The method of claim 30 wherein the sheet stack (SS) accumulated in the central accumulation area (CAA) is advanced therefrom to the output path (OP) in a direction which is substantially identical to the direction in which sheet articles (S₁) are advanced to the central accumulation area (CAA) from at least one of the plurality of sheet paths (IP₁).
The method of claim 30 wherein advancing the sheet articles (S₁, S₂, S₃) from each sheet path (IP₁, IP₂, IP₃) into the central accumulation area (CAA) comprises transporting each sheet article (S₁, S₂, S₃) from a higher elevation to a lower elevation.
The method of claim 30 comprising adjusting a longitudinal length of the central accumulation area (CAA) by adjusting the position of a sheet in-feed device disposed at an upstream region of the central accumulation area (CAA).
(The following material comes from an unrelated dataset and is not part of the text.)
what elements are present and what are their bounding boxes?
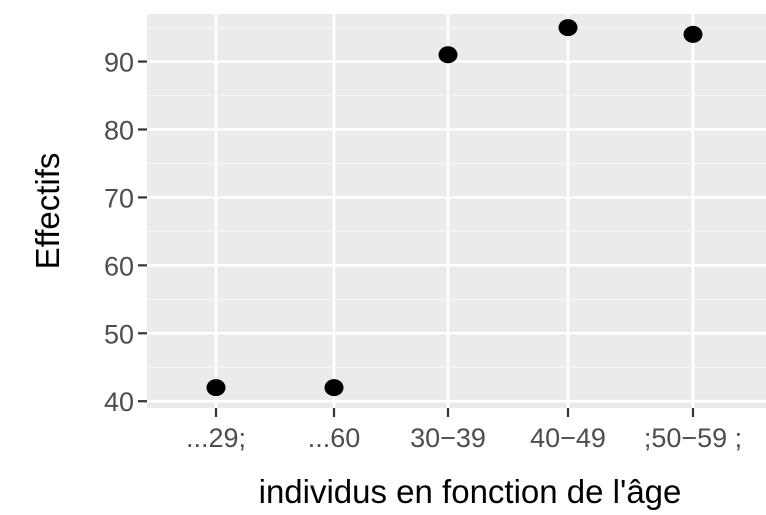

The method of claim 30 comprising reading code data from one of more sheet articles (S₁, S₂, S₃) of each sheet path (IP₁, IP₂, IP₃) prior to advancing the sheet articles (S₁, S₂, S₃) into the central accumulation area (CAA).
The method of claim 39 comprising, for each sheet stack (SS) to be accumulated in the central accumulation area (CAA), advancing the sheet articles (S₁, S₂, S₃) into the central accumulation area (CAA) from each sheet path (IP₁, IP₂, IP₃) according to a sheet path order determined from the code data read from one or more sheet articles (S₁, S₂, S₃) of one or more of the sheet paths (IP₁, IP₂, IP₃).
The method of claim 39 comprising, for each sheet stack (SS) to be accumulated in the central accumulation area (CAA), advancing a specific number of sheet articles (S₁, S₂, S₃) from each sheet path (IP₁, IP₂, IP₃) into the central accumulation area (CAA), wherein the number of sheet articles (S₁, S₂, S₃) from each sheet path is determined from the code data read from at least one sheet article (S₁, S₂, S₃) of each sheet path (IP₁, IP₂, IP₃).
The method of claim 39 comprising, for each sheet stack (SS) to be accumulated in the central accumulation area (CAA), advancing a specific number of sheet articles (S₁, S₂, S₃) from each sheet path (IP₁, IP₂, IP₃) into the central accumulation area (CAA), wherein the number of sheet articles (S₁, S₂, S₃) from each sheet path (IP₁, IP₂, IP₃) is determined from the code data read from at least one sheet article (S₁, S₂, S₃) of each sheet path (IP₁, IP₂, IP₃), the code data comprising an end-of-subset character.
The method of claim 39 wherein reading code data determines whether the sheet articles (S₁, S₂, S₃) of one or more of the sheet paths (IP₁, IP₂, IP₃) are to be accumulated into a subset prior to advancement into the central accumulation area (CAA).